NHibernate, SQLAlchemy, Hibernate are where you need to look and compare.

The ORM does a few joins where a performance gain is possible but we avoid them though as they are expensive on IO and transfer.

Most of our tables match the UI 1:1 and we populate these from the domain model when it is mutated or when we can afford it to be done (either directly or via message queues). Effectively they are materialized views which are updated when data changes or before it is required. Google CQRS.

I'm not suggesting NoSQL - just caution when using RDBMS features. I'm not an advocate of NoSQL.

[1] http://www.amazon.co.uk/Enterprise-Application-Architecture-...




One can't just say "joins are expensive on IO and transfer"; you have to specify exactly what kind of join you're talking about and how it's being used. The way an INNER JOIN will influences how rows are retrieved is completely different from how an OUTER JOIN or CROSS JOIN will.

In all those cases, the devil remains in the details. For example if you're just looking to add one or two columns to the result set, an INNER or OUTER JOIN usually reduces the amount of data that has to be shoved through the pipe. That's because you avoid transmitting the keys that are needed to join the data in-app. On the other hand, if you're joining a small number of larger values to a table with lots of rows, perhaps the join duplicates those values enough to really bulk up the result set. But it's effectively impossible to know whether that will be the case without measuring the performance for a couple different options.

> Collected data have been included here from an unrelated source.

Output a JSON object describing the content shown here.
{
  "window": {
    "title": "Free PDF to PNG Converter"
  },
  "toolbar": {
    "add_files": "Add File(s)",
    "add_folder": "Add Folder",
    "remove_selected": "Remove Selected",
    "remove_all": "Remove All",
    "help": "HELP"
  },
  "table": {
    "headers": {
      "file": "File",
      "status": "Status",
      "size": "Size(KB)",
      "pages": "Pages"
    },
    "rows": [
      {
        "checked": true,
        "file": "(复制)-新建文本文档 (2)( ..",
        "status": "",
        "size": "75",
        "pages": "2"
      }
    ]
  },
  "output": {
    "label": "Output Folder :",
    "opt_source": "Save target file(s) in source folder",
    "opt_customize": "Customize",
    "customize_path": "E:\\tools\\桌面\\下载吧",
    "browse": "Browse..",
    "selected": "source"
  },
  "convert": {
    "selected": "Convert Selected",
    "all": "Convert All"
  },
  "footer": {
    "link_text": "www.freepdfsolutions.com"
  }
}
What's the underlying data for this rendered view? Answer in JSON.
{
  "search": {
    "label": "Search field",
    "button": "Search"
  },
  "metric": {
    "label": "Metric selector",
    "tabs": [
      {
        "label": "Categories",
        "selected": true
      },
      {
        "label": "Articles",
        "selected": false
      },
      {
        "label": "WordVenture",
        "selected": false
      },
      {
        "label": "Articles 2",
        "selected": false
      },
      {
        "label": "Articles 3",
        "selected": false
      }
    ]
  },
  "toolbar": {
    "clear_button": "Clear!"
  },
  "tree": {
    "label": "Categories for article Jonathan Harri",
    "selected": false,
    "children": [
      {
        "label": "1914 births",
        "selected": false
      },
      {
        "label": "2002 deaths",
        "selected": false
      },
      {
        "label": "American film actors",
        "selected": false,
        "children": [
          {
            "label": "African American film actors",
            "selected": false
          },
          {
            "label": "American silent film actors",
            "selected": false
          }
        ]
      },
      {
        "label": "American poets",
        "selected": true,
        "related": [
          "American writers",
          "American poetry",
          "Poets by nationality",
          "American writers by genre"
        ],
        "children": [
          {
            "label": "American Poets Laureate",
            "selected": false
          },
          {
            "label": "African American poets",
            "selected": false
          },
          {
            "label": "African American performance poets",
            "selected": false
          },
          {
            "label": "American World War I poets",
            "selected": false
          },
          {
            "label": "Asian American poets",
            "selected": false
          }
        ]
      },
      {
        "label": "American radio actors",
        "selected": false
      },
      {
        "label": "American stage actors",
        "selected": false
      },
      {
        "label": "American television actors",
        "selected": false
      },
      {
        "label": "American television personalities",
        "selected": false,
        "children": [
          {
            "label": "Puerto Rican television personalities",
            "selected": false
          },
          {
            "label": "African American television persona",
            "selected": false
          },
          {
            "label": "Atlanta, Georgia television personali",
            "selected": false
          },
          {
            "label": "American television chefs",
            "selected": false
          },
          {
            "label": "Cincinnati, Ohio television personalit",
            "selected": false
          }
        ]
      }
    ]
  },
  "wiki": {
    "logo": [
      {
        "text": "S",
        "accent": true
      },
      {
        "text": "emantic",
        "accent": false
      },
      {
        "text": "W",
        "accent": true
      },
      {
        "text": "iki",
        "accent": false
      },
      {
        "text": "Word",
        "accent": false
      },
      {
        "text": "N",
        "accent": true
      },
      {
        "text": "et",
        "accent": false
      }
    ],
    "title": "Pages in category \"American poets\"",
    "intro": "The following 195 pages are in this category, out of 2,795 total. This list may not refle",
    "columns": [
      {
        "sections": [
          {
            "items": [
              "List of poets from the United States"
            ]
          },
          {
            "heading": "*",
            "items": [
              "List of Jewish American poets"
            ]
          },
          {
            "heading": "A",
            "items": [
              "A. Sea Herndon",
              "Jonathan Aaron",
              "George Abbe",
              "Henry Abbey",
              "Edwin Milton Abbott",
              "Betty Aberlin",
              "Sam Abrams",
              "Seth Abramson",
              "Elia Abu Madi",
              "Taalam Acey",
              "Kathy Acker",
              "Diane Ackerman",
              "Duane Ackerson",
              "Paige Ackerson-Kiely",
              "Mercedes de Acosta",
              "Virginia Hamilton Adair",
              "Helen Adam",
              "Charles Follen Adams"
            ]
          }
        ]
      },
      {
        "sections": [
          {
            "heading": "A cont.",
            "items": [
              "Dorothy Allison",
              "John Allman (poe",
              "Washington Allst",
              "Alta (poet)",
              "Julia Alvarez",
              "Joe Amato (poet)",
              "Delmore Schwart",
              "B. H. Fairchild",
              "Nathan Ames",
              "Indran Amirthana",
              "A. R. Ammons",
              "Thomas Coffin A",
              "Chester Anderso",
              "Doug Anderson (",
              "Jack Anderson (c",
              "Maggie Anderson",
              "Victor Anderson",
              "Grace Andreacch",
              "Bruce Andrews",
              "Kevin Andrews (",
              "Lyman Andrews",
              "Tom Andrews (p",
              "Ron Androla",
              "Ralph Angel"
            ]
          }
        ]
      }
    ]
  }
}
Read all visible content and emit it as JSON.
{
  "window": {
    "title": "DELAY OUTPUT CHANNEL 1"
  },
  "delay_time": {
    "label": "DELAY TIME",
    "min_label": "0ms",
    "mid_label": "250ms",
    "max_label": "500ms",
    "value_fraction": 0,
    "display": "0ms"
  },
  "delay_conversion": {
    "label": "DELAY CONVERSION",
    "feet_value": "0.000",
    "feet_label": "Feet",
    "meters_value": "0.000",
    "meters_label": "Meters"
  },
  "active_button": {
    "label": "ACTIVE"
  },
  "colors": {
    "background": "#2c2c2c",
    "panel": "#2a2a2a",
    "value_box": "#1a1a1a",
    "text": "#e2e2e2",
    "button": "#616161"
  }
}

Here's an alternative consideration: ORMs tend to encourage a style of coding wherein every column in the table is always grabbed all the time, regardless of how much of that information is actually needed for the task at hand. This is done in order to be able to generate full-fledged objects like the ORM wants to, and to reduce the amount of custom mapping that needs to be maintained. Now if you're looking for a needless waste of bandwidth, there's a needless waste of bandwidth.

If you're consistently having performance problems on joins, it's likely that the real culprit is poor configuration of keys and indexes. Or if you're not watching how the ORM chooses to join the data too closely, perhaps you've got some N+1 queries sneaking in there.